Court of Appeals Strictly Limits Scope of Traffic Stops

Yesterday, the court of appeals decided a very important traffic stop case. Its ruling strictly limits officers to pursuing the original justification for a traffic stop, and prohibits officers from extending the stop even briefly for most other investigative activity. This is an area of the law that has been muddled in North Carolina, and this case – whether the ruling stands or is modified by the state supreme court – may help bring clarity to the issue. I’ll revise my paper on traffic stops to reflect the decision.

The case is State v. Cottrell. It began when a Winston-Salem officer stopped the defendant for driving at 11:37 p.m. with his headlights off. The officer had also heard loud music coming from either the defendant’s car or another that was nearby. The officer asked the defendant for his license and registration, and the defendant provided them. The officer didn’t notice any signs that the defendant was impaired, extremely nervous, or otherwise suspicious. The officer ran a computer check and determined that the defendant’s license and registration were valid, but that he had a history of “drug charges and various felonies.”

The officer then returned to the defendant’s car. He did not return the defendant’s license and registration. He reminded the defendant to keep his music turned down. During the conversation, the officer smelled a strong fragrance, like incense, that he believed was a “cover scent” used to mask the smell of marijuana. He asked the defendant about it, and the defendant produced a small bottle of what he said was body oil.

The officer asked the defendant for consent to search his car. At first the defendant said no, but when the officer threatened to call a drug dog to the scene, the defendant then consented to the search. Four minutes had elapsed since the stop began. The officer found a gun and drugs in the car.

The defendant was charged with several offenses. He moved to suppress, arguing that the officer unduly prolonged the stop without reasonable suspicion. A superior court judge denied the motion, and the defendant pled guilty and appealed.

The court of appeals reversed, in a decision by Judge Geer, joined by Judges Stephens and Ervin. The court quoted State v. Jackson, 199 N.C. App. 236 (2009), for the proposition that “[o]nce the original purpose of the stop has been addressed, in order to justify further delay, there must be grounds which provide the detaining officer with additional reasonable and articulable suspicion or the encounter must have become consensual.” Applying that principle to this case, the court assumed that the officer stopped the defendant both for the lack of headlights and the loud music. The court determined that “that once [the officer] told defendant to keep his music down, the officer had completely addressed the original purpose for the stop. Defendant had turned on his headlights, he had been warned about his music, his license and registration were valid, and he had no outstanding warrants.”

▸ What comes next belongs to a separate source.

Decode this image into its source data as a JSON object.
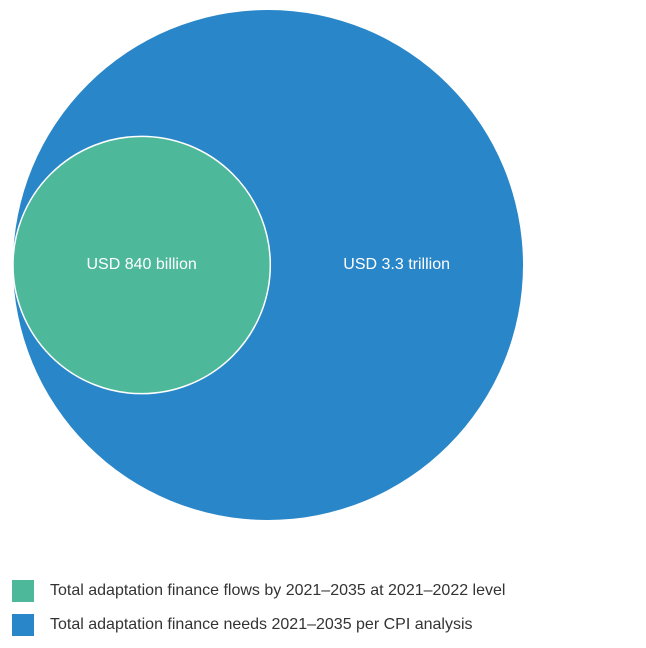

Further, the court ruled, the officer did not have reasonable suspicion to justify continued detention of the defendant. It held that “a strong incense-like fragrance . . . and a known felony and drug history are not, without more, sufficient to support a finding of reasonable suspicion.” Thus, the officer should have returned the defendant’s license and registration and allowed him to depart if he was unwilling to engage in a consensual encounter.

Finally, the court considered the State’s argument that the brief extension of the stop to bring a drug dog to the scene or to ask for consent to search was justified under the de minimis analysis of State v. Brimmer, 187 N.C. App. 451 (2007) (“[I]f the detention is prolonged for only a very short period of time, the intrusion is considered de minimis. As a result, even if the traffic stop has been effectively completed, the sniff is not considered to have prolonged the detention beyond the time reasonably necessary for the stop.”). The court rejected the argument, stating: “We do not believe that the de minimis analysis applied in Brimmer and [State v. Sellars, __ N.C. App. __, 730 S.E.2d 208 (2012)] should be extended to situations when, as here, a drug dog was not already on the scene.” The court ruled that because the officer was not entitled to prolong the stop to summon a drug dog, the officer procured the defendant’s consent to search by threatening something unlawful.

In the alternative, the court observed that the evidence presented at the suppression hearing suggested that getting a drug dog to the scene would have required an extension of the stop by between seven and twelve minutes. This, it stated, would not be de minimis in any event. The court therefore reversed the suppression ruling and remanded the case.

I would be surprised if the State didn’t seek further review of this case. There’s considerable tension between the court’s analysis and the analysis in Brimmer and Sellars. Federal case law also tends to allow officers greater leeway under the de minimis rationale. On the other hand, we seem to be at a moment in history when officers’ conduct during traffic stops is receiving more scrutiny than ever before. Cottrell may reflect that increased sensitivity to the possibility of overreaching by officers.